L'après midi, autre rareté. Finito se mit à genoux pour exécuter una larga afarolada près des planches. Ma voisine de tendido voyant alors un drapeau catalan dans les gradas avec un toro dessus commentait : "Tiens des Catalans. Ils sont venus assister à la despedida du Fino. Eux aussi, ils ont droit aux toros que leurs politiciens et autres extrémistes de tout poil leur ont interdit". "Merci madame" lui répondis-je, lui expliquant mon statut de Catalan du Nord, pro-taurin, et m'étant porté là un peu par hasard en ce jour si spécial pour eux.

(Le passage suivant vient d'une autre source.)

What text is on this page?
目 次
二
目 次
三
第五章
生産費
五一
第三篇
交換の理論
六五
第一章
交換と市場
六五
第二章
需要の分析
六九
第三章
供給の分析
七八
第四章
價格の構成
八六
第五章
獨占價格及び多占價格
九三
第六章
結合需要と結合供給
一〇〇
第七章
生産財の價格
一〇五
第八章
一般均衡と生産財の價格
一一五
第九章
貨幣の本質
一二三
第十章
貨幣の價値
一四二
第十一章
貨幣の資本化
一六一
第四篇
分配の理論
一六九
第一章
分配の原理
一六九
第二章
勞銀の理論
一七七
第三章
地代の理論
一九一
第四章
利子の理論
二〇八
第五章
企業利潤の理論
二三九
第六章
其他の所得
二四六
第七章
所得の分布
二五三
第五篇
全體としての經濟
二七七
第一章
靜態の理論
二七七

A la fin de la course on assita même à "une vraie pique", qui laissa exsangue le Jean-Pierre Domecq, et priva le petit Manzanares de faena. La moitié du public se mit à applaudir le piquero ! Je ne m'attendais pas à cela en ces lieux, preuve que l'on peut rebâtir partout, certains sont preneurs. Au final, les toros ont été un peu mieux présentés que l'an dernier et les entrées nettement meilleures, m'a-t-on assuré... Cordoue veut retrouver son rang.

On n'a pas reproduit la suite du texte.